Meat experts spent Thursday night deciding who New Zealand's best young butcher is.
The young butchers had two hours to make the cut.
"So we're looking for that flair and when they're cutting, they do that precisely just like in a butcher's shop, that's what we want to see," head judge Matt Grimes says.
Alongside nine guys turning a slab of pork shoulder into choice cuts was 26-year-old Amy Jones from Taumarunui.
"It's just a male dominated trade," she says.
"I don't think a lot of them are interested in it either because it's quite mucky.

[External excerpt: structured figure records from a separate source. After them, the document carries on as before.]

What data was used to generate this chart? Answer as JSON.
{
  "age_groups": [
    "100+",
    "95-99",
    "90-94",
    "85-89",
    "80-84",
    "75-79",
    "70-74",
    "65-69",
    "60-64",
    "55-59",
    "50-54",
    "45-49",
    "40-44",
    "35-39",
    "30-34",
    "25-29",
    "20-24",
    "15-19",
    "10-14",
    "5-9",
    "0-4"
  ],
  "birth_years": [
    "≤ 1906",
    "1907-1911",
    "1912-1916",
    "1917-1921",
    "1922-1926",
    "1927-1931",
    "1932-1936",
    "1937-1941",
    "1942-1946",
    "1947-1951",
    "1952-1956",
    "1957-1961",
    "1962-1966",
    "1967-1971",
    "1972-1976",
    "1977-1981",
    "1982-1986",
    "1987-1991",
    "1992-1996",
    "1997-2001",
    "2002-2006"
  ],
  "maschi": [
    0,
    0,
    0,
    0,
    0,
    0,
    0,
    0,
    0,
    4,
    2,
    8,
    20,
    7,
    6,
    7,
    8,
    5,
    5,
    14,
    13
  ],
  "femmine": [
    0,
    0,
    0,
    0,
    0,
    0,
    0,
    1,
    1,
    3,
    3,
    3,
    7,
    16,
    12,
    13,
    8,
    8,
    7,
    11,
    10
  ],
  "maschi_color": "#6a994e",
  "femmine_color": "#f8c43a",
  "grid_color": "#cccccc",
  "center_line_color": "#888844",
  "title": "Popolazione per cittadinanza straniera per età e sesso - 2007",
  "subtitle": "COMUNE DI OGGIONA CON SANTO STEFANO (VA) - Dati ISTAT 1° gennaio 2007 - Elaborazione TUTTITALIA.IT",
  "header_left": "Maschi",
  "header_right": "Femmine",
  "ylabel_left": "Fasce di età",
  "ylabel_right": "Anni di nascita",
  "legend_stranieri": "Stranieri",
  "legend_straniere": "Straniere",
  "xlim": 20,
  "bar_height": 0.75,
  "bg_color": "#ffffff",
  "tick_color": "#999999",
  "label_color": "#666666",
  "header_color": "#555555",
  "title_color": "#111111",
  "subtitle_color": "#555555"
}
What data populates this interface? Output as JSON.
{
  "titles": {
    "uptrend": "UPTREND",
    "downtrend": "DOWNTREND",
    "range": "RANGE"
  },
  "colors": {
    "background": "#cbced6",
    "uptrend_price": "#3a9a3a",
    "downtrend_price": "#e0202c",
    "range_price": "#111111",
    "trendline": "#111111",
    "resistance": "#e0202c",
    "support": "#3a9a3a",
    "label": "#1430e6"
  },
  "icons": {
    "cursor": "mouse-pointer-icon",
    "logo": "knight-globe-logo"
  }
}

Dealing with animals and blood, you either like it or you don't."
In fact, having one in 10 reflects the gender balance in the industry.
For many, a butcher is always that cheeky chappy with the gift of the gab.
"'Pleased to meet you and we've got meat to please you,' that kind of thing," Mr Grimes laughs.
He wants more women slicing and dicing.
"What we've found is that they're far more particular than some of the guys, the guys can be a little bit aggressive in their approach, a bit fast and rip it to bits whereas the girls tend to be a bit more attention to detail, which is what we're looking for."
Not just the judges, but big industry players were watching from the sidelines.
Future stars have been shoulder tapped in past finals so Ms Jones added indigenous ingredients to make her effort stand out.
"The pork roast with the pecopeco inside it, pork and pecopeco [is a] beautiful combination," she says.
Like all the finalists, Ms Jones worked to the final second.
"It was the first like hour and a half freaking out, trying to get everything done then they said there's 20 minutes to go and I felt a bit of relief after that," she says.
But her effort didn't go unnoticed.
"To be honest I thought she was struggling a bit, but I've seen Amy work before and she keeps a calm head, and she's put a brilliant display out, one of the best," Mr Grimes says.
Not just one of the best but the best. Ms Jones was on Thursday evening awarded the Young Butcher of the Year.